And now for a technical posting…One of the entrepreneurial questions I’m asked most (some friends were asking me last night which inspired this posting) is in regards to the legalities of forming a business. I’ve formed so many LLC’s and “Incd” (that’s lingo for incorporated) so many companies that it’s no longer a very complicated process for me. In fact, I’ve had to find the easiest and cheapest methods available to form these business entities, and now I’d like to share them with you.

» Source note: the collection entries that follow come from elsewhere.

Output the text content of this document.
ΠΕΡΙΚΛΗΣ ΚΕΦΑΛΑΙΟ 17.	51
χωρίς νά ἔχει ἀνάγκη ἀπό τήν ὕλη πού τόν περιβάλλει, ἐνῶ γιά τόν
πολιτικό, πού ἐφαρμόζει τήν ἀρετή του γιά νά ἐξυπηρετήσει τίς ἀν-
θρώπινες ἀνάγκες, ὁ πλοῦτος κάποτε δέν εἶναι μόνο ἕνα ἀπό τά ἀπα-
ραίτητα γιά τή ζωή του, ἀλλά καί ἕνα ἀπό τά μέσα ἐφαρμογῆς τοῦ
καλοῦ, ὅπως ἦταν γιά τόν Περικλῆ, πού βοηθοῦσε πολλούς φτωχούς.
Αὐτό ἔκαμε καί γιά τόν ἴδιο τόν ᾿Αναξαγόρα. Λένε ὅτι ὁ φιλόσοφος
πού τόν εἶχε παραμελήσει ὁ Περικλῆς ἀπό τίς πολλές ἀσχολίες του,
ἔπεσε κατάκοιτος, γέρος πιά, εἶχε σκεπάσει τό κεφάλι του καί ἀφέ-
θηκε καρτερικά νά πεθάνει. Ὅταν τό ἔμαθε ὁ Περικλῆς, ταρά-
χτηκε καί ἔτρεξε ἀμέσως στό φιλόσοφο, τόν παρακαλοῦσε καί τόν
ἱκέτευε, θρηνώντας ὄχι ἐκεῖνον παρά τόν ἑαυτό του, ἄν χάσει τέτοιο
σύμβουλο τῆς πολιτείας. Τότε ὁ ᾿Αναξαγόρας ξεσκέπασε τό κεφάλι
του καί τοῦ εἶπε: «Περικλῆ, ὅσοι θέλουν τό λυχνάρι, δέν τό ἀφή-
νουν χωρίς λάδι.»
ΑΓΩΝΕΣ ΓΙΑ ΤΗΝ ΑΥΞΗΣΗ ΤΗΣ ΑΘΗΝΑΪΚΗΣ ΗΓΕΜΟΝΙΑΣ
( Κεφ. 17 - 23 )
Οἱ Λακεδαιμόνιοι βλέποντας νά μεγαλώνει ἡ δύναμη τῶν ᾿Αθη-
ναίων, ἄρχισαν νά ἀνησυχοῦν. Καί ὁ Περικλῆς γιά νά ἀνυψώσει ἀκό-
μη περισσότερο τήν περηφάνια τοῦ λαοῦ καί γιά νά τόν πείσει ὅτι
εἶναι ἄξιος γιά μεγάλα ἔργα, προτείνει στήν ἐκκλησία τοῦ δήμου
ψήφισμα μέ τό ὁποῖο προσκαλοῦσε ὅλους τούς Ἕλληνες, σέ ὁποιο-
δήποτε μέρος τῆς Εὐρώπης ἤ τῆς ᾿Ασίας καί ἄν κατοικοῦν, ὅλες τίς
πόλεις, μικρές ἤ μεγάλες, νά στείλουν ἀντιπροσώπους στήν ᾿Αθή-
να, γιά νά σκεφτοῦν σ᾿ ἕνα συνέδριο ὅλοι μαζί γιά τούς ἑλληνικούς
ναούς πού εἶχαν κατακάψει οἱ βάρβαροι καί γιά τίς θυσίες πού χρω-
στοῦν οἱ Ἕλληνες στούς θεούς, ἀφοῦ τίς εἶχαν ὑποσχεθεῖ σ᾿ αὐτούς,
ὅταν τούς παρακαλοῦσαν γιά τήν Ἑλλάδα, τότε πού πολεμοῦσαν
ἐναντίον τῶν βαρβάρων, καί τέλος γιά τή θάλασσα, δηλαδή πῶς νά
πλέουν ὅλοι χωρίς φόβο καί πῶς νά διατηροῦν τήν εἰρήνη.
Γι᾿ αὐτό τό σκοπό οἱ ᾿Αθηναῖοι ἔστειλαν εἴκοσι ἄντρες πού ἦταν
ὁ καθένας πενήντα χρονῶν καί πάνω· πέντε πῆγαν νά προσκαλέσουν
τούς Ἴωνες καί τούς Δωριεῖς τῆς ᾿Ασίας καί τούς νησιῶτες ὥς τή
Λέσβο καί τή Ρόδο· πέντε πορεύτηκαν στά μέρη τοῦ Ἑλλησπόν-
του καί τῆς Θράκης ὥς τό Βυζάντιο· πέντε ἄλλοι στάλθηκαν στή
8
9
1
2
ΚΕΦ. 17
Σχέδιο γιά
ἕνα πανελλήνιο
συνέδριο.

The name of the game is limit your liability. I put that in bold because it’s very important. As an entrepreneur, your going to take risks, a lot of them. Picture a corporation or an LLC as an artificial person that you’ve created. Now all of the business you do, the bank accounts you open, the merchant credit card accounts you start and the lease you sign will all be through this artificial person that you’ve created. If for some reason the business goes belly up or some one decides to sue you for any reason, they can’t go after you personally. They can only go after the LLC or corporation and its assets. So your car, your house, your money outside of the company is safe!
If the business can’t pay the bills, the business goes bankrupt not you, unless you’ve signed personal guarantees on anything (which they will most likely make you do when leasing a building, etc).
A sole proprietorship is the exact opposite of what we’ve discussed above. YOU are liable for your business and anything that happens to it. I don’t recommend this as your liability is far too great and you have no artificial person protecting you.
Anyone can start an LLC or corporation, for just about any reason. Whether you have a blog, a restaurant, an Ebay business or you’re a tutor, anyone can run their business through a company. In fact, it is very wise to do so. To provide a good example, I own a restaurant and I have plans on opening many more. What should I do? Open them all under my name or a corporation / LLC. Both would be wrong. I would open each restaurant under a separate corporation or LLC, thereby limiting each restaurant’s liability to themselves. So if one restaurant fails, the others are protected under their own corporations. That’s something they don’t teach you in college! It’s tricky at first, but gets much easier over time. It’s amazing how many novice entrepreneurs (my former self included) have jumped recklessly into ventures and not considered how to limit their risk exposure. It’s a crucial element of the game!
Now that you know why you need an LLC or corporation…it’s time to learn how…here is a very simple breakdown that will explain EVERYTHING you need to know:
- Corporation – Planning on going public? Then this might be for you. But if this is for a small business, you’ll probably want to form an “S-corporation.” If you form a regular corporation, you will be taxed on both the corporate earnings as well as your personal earnings, which means you’ll be double taxed. That’s no good! An S-Corporation stops that from happening. So you’ll most likely want to form an S-Corp. Drawbacks to forming a corporation are paperwork, record keeping requirements which very state to state and a large lack of flexibility. The main benefit from using an S-Corp is employment tax savings. So only the salary you collect can be taxed, not the profits you collect depending on the amount of shares you own.
- LLC (Limited Liability Company) – This is what I usually recommend to anyone who wants to start their own business. For all intensive purposes, an LLC is treated just like a corporation, BUT there is very little paperwork, almost no record keeping requirements, complete flexibility in ownership (have as many partners as you’d like), you can distribute the profits however you like and you are still protected by that “artificial person.”
- Sole Proprietorship – Don’t do it…
So odds are you going to want to start an LLC. Don’t go to a lawyer or accountant to do that! They’ll overcharge you for a service that a monkey can now do (I’m going to catch heat for that one)! There are plenty of online services that you can set this stuff up on. I use Bizfilings.com, they are very reliable and very fast. With a few clicks of the mouse and $150, you’ll have your very own corporation or LLC. A lawyer would charge you $2000. Thank me later….
On a final note, you can form your new LLC or S-Corp in any state you like, but I recommend forming it in the state you’ll be doing business in. Delaware and Nevada are both great places to form these types of entities because of their corporate laws and lack of taxes, while California is probably the most unfavorable place due to their minimum tax of $800 (you have to an annual $800 no matter what, unlike most other states) and their higher taxes. It all really depends on the business. Example: I own a restaurant in California…I formed that LLC in California. The various internet companies I own are mostly run through LLC’s in Nevada and Delaware because they’re based on the internet, not an actual physical location. So why not benefit from less taxes and better laws.
So that covers it all…now go start your company and get the ball rolling!